Redneck Country – still an alchemy of Christian fundamentalism, prejudice and superstition – remains dangerous territory for radical expression. The natural habitat of uncompromising Trumpism.

But how much more daring it was, more than 60 years ago, to forge an expose of familial disintegration fuelled by alcoholism, greed, jealousy and the lurking hint of homosexuality.

This joint production, with Curve Theatre and English Touring Theatre and directed by Anthony Almeida, painstakingly and grippingly ratchets up the claustrophobic and contemptible tensions between kith and kin, as an ostensibly respectable household is forced through a mesh of self-discovery.

And the key word – repeated and continually redefined – is mendacity: deliberate lies and falsehoods, which have ensnared all reason and broken any sort of meaningful communication.

The other pivotal theme, again heavily underlined, is mankind’s unique awareness of advancing mortality.

Nowadays, Big Daddy (Peter Forbes) would be succinctly described as a control freak. Yet in this suitably time-warped, prowling performance, there seeks to be some justification for the wanton manipulation of morals and assets as the natural order of things.

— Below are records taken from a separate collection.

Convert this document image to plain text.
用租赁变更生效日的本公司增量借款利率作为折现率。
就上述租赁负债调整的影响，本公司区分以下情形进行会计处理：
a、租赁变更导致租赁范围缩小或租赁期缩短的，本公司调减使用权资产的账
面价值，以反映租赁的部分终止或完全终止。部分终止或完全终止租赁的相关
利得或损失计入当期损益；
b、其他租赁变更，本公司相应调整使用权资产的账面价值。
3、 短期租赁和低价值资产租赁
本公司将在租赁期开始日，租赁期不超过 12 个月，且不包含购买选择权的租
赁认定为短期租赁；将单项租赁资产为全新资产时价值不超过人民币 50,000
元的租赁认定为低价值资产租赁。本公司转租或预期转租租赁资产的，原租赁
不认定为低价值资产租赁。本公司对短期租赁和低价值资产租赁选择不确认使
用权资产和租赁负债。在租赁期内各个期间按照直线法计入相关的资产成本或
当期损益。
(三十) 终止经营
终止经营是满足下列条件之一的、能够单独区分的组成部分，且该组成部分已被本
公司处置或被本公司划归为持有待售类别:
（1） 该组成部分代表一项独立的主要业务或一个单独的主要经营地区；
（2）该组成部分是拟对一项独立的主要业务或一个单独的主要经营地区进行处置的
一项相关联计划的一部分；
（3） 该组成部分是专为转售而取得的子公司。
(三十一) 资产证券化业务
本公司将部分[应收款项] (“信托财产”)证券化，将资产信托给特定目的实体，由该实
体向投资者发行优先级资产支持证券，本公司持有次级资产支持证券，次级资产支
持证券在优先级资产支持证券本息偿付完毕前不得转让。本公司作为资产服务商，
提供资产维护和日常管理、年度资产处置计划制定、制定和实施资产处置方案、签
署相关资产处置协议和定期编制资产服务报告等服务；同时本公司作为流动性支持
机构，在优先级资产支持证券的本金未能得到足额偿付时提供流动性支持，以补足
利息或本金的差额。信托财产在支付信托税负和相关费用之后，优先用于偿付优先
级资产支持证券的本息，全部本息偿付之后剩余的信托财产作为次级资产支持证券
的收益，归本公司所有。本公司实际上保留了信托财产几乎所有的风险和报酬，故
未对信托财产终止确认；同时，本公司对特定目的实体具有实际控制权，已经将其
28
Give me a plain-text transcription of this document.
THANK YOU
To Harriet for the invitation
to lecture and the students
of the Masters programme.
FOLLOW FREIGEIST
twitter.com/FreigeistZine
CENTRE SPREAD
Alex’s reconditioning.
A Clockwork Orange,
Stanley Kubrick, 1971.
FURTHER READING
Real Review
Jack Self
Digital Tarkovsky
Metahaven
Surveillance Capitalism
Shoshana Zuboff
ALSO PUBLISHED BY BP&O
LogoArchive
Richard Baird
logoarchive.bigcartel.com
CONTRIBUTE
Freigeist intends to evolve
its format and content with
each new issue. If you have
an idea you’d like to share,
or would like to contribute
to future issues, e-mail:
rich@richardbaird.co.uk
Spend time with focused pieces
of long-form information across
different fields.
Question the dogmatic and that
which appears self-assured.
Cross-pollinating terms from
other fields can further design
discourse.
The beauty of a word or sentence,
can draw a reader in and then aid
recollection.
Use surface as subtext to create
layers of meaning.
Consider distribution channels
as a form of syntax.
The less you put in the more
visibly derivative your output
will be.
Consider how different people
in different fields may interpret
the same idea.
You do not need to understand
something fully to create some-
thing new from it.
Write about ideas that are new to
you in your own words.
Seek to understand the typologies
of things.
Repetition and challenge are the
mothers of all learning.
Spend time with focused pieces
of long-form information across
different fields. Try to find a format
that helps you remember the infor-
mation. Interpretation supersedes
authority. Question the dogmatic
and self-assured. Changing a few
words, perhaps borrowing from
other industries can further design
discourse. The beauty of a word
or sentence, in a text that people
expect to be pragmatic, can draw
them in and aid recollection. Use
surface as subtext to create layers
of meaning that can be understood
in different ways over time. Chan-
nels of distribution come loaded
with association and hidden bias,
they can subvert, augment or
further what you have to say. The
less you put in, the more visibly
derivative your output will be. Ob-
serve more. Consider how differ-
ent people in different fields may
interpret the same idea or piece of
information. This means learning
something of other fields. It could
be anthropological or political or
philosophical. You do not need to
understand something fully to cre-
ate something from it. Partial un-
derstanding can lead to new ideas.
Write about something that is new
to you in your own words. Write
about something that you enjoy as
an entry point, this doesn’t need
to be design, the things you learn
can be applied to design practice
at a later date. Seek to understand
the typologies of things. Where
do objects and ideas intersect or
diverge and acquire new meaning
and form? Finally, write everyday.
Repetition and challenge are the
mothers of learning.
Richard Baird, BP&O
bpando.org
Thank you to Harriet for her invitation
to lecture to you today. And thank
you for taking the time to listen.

Sienna Kelly is beguiling as the cunning Maggie, hell-bent on reclaiming the physical affections of her husband Brick (Oliver Johnstone).

But it is his enigmatic sexuality and lasting bond with a now-deceased male friend from childhood that provides the ultimate intrigue – and the play’s one truly positive contemporary legacy: that an enduring same-sex friendship, no matter how innocent, non-physical or misinterpreted by others – may prove to be far stronger than any marriage.